Grateful: Rajkumari Seeratan

After more than a year of craving sunshine, 70-year-old stranded national Rajkumari Seeratan has returned to Trinidad and Tobago.

A grateful Seeratan told the Express on Tuesday that she was more than happy to be in her home country after months of uncertainty and stress. Currently housed in State quarantine at the UWI Debe Campus, she said she expects to be returned to her home later this week.

“I am so very happy to be back in my home country. I am not in my home yet, I am still in quarantine but just being in my own country, I am so grateful,” she said.

Last December, Seeratan’s four daughters had pleaded for her to be allowed to return home after a 17-month stay in Toronto.

Two months later, Seeratan’s daughters told the Express that she was granted an exemption and returned to Trinidad on February 17.

Seeratan added that she is happy to be reunited with her family, neighbours and dogs.

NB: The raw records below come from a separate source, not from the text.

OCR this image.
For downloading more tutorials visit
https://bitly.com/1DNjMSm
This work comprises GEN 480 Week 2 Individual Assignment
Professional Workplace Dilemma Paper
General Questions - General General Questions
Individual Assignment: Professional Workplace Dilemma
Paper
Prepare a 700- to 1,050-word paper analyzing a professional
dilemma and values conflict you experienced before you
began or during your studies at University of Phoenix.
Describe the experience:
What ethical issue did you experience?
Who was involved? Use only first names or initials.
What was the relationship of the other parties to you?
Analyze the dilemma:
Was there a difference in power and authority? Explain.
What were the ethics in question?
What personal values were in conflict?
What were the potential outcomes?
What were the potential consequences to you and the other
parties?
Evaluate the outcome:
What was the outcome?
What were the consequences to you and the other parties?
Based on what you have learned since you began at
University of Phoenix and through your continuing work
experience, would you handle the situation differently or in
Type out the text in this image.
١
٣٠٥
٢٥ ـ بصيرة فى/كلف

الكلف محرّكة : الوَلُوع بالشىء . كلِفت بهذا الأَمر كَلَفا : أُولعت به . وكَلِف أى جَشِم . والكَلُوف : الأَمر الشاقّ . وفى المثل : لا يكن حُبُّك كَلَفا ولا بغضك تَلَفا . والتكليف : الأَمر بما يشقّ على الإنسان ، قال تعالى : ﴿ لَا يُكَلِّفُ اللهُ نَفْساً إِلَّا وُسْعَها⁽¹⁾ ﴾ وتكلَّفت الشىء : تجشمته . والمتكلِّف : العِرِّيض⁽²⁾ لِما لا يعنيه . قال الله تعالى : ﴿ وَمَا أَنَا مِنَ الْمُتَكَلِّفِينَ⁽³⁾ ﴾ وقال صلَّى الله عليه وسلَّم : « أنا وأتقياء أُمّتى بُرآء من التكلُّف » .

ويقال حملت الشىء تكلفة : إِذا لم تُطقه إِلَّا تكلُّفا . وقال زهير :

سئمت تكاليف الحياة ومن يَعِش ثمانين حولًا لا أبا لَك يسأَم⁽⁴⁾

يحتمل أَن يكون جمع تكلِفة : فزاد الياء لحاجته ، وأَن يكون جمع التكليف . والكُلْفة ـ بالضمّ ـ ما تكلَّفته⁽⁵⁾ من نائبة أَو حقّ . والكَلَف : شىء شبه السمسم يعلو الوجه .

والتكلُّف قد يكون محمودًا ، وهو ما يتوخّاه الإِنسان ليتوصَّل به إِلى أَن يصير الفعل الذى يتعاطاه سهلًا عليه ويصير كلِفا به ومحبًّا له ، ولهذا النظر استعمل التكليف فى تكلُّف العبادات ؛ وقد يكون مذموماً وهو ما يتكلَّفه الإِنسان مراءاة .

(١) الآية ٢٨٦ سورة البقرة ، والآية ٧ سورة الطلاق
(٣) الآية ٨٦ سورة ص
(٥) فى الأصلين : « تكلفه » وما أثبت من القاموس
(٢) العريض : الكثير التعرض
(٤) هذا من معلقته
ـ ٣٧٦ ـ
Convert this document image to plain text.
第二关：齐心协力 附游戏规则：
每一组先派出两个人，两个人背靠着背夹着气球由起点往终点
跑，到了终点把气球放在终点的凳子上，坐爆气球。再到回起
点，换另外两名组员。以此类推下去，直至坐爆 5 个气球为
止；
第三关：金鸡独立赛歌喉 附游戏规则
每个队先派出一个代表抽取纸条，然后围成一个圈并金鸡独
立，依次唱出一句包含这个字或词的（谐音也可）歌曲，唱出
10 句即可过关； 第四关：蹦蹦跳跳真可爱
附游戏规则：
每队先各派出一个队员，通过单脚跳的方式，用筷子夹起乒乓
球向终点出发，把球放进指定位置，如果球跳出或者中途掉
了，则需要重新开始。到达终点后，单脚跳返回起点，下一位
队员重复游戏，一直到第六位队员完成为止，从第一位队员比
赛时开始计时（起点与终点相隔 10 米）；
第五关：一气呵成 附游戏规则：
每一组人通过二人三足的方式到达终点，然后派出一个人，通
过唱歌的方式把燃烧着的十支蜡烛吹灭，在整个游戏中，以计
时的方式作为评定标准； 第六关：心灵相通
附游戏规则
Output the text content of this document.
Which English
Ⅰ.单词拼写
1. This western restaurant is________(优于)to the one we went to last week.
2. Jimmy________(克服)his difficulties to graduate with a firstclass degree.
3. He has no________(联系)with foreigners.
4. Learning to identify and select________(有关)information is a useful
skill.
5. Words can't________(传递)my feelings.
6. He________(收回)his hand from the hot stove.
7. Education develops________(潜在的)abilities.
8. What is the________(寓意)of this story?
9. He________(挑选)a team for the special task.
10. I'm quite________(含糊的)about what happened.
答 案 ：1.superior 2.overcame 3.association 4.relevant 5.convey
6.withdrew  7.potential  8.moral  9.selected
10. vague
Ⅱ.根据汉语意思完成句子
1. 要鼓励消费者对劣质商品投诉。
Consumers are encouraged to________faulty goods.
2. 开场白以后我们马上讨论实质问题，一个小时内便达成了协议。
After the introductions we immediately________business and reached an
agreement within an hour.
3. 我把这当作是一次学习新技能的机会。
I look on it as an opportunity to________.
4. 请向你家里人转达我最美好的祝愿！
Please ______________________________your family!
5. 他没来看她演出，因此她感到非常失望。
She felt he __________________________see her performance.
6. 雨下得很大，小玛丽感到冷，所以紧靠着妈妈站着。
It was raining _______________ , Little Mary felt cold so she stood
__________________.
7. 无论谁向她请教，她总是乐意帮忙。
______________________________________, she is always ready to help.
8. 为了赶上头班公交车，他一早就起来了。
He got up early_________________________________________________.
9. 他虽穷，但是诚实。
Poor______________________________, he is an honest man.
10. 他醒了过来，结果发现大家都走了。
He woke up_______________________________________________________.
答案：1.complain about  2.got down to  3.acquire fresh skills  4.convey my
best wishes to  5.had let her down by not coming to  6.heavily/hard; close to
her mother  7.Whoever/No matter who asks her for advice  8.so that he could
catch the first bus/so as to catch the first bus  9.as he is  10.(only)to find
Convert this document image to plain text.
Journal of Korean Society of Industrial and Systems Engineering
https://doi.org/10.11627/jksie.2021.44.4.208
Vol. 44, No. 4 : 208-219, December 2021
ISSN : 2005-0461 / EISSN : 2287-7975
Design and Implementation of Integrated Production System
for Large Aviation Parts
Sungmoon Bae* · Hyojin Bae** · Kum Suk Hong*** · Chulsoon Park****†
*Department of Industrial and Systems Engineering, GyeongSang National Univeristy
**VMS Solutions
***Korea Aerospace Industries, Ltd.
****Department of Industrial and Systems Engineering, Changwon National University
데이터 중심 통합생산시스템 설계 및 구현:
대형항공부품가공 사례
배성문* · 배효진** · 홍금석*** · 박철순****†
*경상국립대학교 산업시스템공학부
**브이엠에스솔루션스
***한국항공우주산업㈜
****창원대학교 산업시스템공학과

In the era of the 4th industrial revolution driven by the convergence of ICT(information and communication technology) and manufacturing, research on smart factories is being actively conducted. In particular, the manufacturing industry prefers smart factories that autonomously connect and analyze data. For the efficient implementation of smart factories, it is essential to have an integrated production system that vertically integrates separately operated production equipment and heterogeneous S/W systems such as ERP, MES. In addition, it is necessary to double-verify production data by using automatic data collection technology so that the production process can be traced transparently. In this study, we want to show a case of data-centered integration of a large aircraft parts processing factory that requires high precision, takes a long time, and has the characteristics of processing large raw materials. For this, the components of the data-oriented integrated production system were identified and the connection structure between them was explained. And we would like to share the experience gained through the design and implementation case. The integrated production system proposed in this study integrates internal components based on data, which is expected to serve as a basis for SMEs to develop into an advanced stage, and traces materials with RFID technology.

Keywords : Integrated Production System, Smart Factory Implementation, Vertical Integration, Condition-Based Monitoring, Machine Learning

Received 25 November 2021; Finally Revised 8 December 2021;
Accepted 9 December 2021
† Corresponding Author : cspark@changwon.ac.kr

“One of my concerns was the dogs because I left them in the care of a relative. They told me the dogs are doing well. So again I am so happy that I can see them again and to be back. It was stressful but I am so very grateful,” she said.

Mental health affected

According to daughter Sav Gillick, Seeratan left Trinidad in 2019 to help in a family health emergency. She was due to return in April but was unexpectedly trapped by the Covid-19 pandemic and Trinidad and Tobago’s border closure.

“My mom came to Toronto on August 17, 2019 because my nephew was critically ill, in hospital intubated and ventilated fighting for his life. We all flew to Toronto because he was unwell. My mom flew from Trinidad to Toronto because my sister has another son who is another minor and so she went to give support and to be the guardian of the other son while my sister was in hospital with her other son while my sister was in the hospital for more than one year,” Gillick said last year.

Inflicted with multiple comorbidities, Seeratan’s daughters worried that her anguish as a stranded national would worsen her condition. Each day feeling anxious and desperate to return to her family and dogs in Trinidad, Gillick said they were concerned for the overall mental and physical health of their mother.

“My mom has a few comorbidities, is diabetic and has thyroid problems and high blood pressure. She is now dependent on Canadian healthcare to supply and look after her health needs. Fortunately, we can supply the pharmaceuticals, we wouldn’t allow our mom to go unwell but her mental health is dwindling. She has three dogs who she cares for and they are left unattended. Her home is left unattended and she has family back in Trinidad that she hasn’t seen in a long time,” she had told the Express.